In this notebook, we demonstrate how to setup time series data for the examples inlcuded in this book. The data in this example is taken from the GEFCom2014 forecasting competition<sup>1</sup> (see reference below). It consists of 3 years of hourly electricity load and temperature values between 2012 and 2014. 

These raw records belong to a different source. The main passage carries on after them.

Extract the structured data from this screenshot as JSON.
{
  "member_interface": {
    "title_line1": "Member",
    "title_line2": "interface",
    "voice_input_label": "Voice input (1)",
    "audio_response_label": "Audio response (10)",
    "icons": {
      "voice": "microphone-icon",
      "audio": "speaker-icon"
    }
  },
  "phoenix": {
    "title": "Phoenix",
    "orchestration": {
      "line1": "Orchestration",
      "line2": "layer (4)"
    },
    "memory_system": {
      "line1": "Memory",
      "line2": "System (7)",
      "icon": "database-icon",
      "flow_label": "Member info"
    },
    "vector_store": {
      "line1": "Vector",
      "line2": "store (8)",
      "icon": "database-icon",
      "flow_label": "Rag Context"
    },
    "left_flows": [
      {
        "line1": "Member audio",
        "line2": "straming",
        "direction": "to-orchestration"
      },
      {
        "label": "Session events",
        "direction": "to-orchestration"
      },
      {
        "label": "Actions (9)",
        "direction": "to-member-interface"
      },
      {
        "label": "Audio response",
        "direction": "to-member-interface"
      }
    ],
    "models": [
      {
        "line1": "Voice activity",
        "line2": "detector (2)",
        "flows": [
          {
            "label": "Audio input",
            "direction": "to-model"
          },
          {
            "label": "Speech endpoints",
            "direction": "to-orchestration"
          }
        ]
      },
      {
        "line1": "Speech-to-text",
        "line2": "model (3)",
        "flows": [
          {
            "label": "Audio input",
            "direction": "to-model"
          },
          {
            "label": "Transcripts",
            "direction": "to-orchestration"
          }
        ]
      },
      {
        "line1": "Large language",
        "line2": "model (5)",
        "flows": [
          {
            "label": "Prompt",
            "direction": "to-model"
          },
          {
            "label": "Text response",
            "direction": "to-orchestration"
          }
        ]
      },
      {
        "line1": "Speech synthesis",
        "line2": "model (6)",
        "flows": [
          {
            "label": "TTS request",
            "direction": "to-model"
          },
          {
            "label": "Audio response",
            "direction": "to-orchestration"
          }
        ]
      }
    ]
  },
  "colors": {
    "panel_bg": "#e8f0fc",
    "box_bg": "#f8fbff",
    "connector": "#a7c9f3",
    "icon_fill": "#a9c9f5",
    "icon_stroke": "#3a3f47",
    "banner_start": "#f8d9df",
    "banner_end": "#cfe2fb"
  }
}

<sup>1</sup>Tao Hong, Pierre Pinson, Shu Fan, Hamidreza Zareipour, Alberto Troccoli and Rob J. Hyndman, "Probabilistic energy forecasting: Global Energy Forecasting Competition 2014 and beyond", International Journal of Forecasting, vol.32, no.3, pp 896-913, July-September, 2016.

In [None]:
import os
import shutil
import matplotlib.pyplot as plt
from common.utils import load_data, extract_data, download_file
%matplotlib inline

In [None]:
data_dir = './data'

if not os.path.exists(data_dir):
    os.mkdir(data_dir)

if not os.path.exists(os.path.join(data_dir, 'energy.csv')):
    download_file("https://mlftsfwp.blob.core.windows.net/mlftsfwp/GEFCom2014.zip")
    shutil.move("GEFCom2014.zip", os.path.join(data_dir,"GEFCom2014.zip"))
    extract_data(data_dir)

In [None]:
ts_data_load = load_data(data_dir)[['load']]
ts_data_load.head()

In [None]:
ts_data_load.plot(y='load', subplots=True, figsize=(15, 8), fontsize=12)
plt.xlabel('timestamp', fontsize=12)
plt.ylabel('load', fontsize=12)
plt.show()

In [None]:
ts_data_load['2014-07-01':'2014-07-07'].plot(y='load', subplots=True, figsize=(15, 8), fontsize=12)
plt.xlabel('timestamp', fontsize=12)
plt.ylabel('load', fontsize=12)
plt.show()